Peut-on s’attendre à une décrispation des relations Sénégal-Guinée avec le départ de Condé ?

Mais naturellement. Condé poursuivait le Sénégal d’une haine personnelle et privée. La Guinée et le Sénégal n’ont aucun problème. Mais c’est Condé qui avait un problème personnel avec le Sénégal parce qu’il réglait des frustrations d’étudiant qui remontent des années avant l’indépendance. La Guinée et le Sénégal n’ont jamais eu de problème. La situation va donc s’améliorer parce qu’on ne peut avoir pire que Condé qui, faut-il le rappeler, a servi de rempart et de bouclier à Yahya Jammeh qui a été le pompier pyromane du conflit en Casamance.

Est-ce que les exemples Malien et Tchadien ne vont pas encore faire des émules ?

La meilleure façon de ne pas avoir ce qui se passe en Guinée, c’est de jouer le jeu de la démocratie. La démocratie n’est pas seulement une opposition parlementaire, ni la liberté de presse encore moins les libertés d’opinion. La démocratie c’est permettre une respiration démocratique. Et une respiration démocratique, c’est l’alternance au pouvoir avec des élections sincères et crédibles. Quand l’alternance devient une respiration de la démocratie, on n’a pas de révolution, pas d’émeutes qui renversent le pouvoir, ni de coup d’Etat. Quand vous bloquez l’alternance et vous faites semblant d’être démocrate et que vous truquez les élections mais le pays est bloqué. C’est ce qui est arrivé à Blaise Compaoré hier, à Condé aujourd’hui. Quand on peut changer de pouvoir démocratiquement, on n’a pas besoin de faire de coup d’Etat ou de révolution.
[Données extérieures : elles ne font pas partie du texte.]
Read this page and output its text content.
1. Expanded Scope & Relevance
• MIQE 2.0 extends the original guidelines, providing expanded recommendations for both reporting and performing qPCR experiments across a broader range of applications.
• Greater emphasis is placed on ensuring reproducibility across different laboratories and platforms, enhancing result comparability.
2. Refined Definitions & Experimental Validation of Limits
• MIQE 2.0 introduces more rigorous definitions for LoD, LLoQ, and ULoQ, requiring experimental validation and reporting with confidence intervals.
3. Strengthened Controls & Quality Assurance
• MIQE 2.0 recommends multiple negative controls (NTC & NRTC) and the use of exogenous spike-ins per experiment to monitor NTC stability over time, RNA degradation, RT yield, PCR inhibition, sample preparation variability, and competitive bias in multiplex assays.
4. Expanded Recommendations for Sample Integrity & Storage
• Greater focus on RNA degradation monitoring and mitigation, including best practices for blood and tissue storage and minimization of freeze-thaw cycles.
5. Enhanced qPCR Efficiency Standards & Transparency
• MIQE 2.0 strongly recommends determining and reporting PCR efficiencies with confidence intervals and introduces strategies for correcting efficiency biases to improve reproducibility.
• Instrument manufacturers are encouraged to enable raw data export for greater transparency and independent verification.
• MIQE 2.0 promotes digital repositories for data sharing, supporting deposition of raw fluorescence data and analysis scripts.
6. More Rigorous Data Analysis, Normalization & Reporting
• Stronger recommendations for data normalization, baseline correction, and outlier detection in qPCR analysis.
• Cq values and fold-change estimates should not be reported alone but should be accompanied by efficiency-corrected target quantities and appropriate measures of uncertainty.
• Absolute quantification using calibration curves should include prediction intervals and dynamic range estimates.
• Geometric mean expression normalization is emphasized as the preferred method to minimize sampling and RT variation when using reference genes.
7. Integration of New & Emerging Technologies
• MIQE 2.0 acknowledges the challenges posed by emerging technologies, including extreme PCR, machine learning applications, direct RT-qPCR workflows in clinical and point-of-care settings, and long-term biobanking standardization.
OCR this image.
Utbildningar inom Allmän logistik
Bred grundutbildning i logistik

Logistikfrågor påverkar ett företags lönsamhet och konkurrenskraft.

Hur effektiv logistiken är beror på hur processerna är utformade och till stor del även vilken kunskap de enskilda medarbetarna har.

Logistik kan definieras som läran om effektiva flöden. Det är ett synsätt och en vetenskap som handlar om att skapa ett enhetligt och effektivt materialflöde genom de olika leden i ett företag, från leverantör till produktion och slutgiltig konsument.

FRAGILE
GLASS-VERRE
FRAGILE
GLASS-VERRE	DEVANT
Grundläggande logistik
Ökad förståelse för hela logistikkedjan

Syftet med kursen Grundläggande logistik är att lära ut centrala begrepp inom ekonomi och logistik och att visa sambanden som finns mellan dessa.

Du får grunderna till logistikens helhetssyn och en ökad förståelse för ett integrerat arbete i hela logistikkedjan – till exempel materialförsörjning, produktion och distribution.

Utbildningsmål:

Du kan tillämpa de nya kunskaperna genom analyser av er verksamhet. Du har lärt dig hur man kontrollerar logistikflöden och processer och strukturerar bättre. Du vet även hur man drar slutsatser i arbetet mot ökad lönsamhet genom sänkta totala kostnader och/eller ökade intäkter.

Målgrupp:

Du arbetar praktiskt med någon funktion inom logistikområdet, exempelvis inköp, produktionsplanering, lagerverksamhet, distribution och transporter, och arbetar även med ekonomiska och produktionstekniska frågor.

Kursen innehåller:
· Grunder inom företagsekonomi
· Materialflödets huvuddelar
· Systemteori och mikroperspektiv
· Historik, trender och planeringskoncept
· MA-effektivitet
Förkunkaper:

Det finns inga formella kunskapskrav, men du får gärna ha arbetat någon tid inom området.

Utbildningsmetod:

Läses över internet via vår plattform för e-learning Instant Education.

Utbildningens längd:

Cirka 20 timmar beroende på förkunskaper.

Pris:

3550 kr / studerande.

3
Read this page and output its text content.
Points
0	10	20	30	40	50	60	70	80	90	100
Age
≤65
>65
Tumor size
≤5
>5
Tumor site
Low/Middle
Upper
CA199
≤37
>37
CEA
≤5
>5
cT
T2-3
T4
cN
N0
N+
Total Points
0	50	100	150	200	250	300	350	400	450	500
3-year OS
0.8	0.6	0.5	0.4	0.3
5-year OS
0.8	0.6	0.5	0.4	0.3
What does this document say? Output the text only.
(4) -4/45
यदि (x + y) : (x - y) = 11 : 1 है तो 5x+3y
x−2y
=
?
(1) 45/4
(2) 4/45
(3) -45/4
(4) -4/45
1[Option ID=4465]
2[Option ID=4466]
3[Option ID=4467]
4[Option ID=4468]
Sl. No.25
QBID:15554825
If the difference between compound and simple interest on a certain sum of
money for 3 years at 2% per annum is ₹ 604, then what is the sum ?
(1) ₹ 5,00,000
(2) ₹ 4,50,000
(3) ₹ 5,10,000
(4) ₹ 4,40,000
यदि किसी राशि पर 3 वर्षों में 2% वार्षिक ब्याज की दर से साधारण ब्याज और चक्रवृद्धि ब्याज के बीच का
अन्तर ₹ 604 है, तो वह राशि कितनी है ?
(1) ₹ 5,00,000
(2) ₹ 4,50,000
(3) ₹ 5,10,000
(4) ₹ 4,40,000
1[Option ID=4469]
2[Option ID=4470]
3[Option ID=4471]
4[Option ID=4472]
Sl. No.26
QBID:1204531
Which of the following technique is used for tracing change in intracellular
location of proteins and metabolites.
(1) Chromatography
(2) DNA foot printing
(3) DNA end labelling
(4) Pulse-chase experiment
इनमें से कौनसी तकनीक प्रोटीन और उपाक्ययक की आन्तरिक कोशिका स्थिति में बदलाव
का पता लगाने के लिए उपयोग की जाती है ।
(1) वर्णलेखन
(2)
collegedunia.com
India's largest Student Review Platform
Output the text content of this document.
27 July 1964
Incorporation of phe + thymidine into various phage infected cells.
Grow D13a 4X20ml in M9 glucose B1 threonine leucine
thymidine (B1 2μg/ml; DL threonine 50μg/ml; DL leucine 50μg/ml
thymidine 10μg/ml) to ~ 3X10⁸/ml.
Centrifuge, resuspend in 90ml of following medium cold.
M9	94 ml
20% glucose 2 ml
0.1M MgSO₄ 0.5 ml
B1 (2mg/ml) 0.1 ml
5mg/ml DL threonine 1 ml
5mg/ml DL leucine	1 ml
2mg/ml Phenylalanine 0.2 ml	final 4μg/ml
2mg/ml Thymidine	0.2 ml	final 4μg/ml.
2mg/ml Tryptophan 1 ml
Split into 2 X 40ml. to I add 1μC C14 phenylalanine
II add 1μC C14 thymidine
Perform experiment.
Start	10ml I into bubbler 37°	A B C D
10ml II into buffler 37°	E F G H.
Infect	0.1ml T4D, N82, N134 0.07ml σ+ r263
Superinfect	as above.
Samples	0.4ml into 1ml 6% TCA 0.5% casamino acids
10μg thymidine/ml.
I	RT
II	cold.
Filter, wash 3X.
Que pourrait faire aujourd’hui la conférence des chefs d’Etat de la Cedeao ?

A part la condamnation, ils ne peuvent pas faire autre chose. Ils vont condamner pour le principe et demander le retour rapide à l’ordre constitutionnel. Mais depuis ce qui s’est passé au Tchad que l’Union africaine, la France et que le monde entier a avalisé pour la  raison d’Etat au nom de la lutte contre le terrorisme dans le Sahel, et qu’ils ont fermé les yeux, ils sont très mal placés aujourd’hui pour prendre des mesures. Il ne peut pas y avoir deux poids deux mesures.

Peut-on s’attendre à ce que la nouvelle junte en Guinée lâche le pouvoir au profit des civils ?

Tout dépendra du rapport de force et de la pression internationale mais aussi de l’attitude des Guinéens. A La Baule, la marche forcée vers la démocratie était imposée de l’extérieur, mais depuis que les Burkinabè ont fait leur révolution et chassé le tyran, les peuples d’Afrique ont compris que les causes et les luttes endogènes priment sur tout. Donc l’avenir de la démocratie en Guinée dépend avant tout des Guinéens. D’habitude, quand les gens goûtent au pouvoir, il est difficile de le lâcher. Donc ça dépendra des rapports de force et des moyens de pression. Mais ça doit être une leçon pour les autocrates qui arrivent au pouvoir et qui se maintiennent au pouvoir en ne jouant pas le jeu de la démocratie, et en pensant qu’avec la légalité on peut tout faire. La  loi  comme les baïonnettes, on ne peut pas tout faire avec.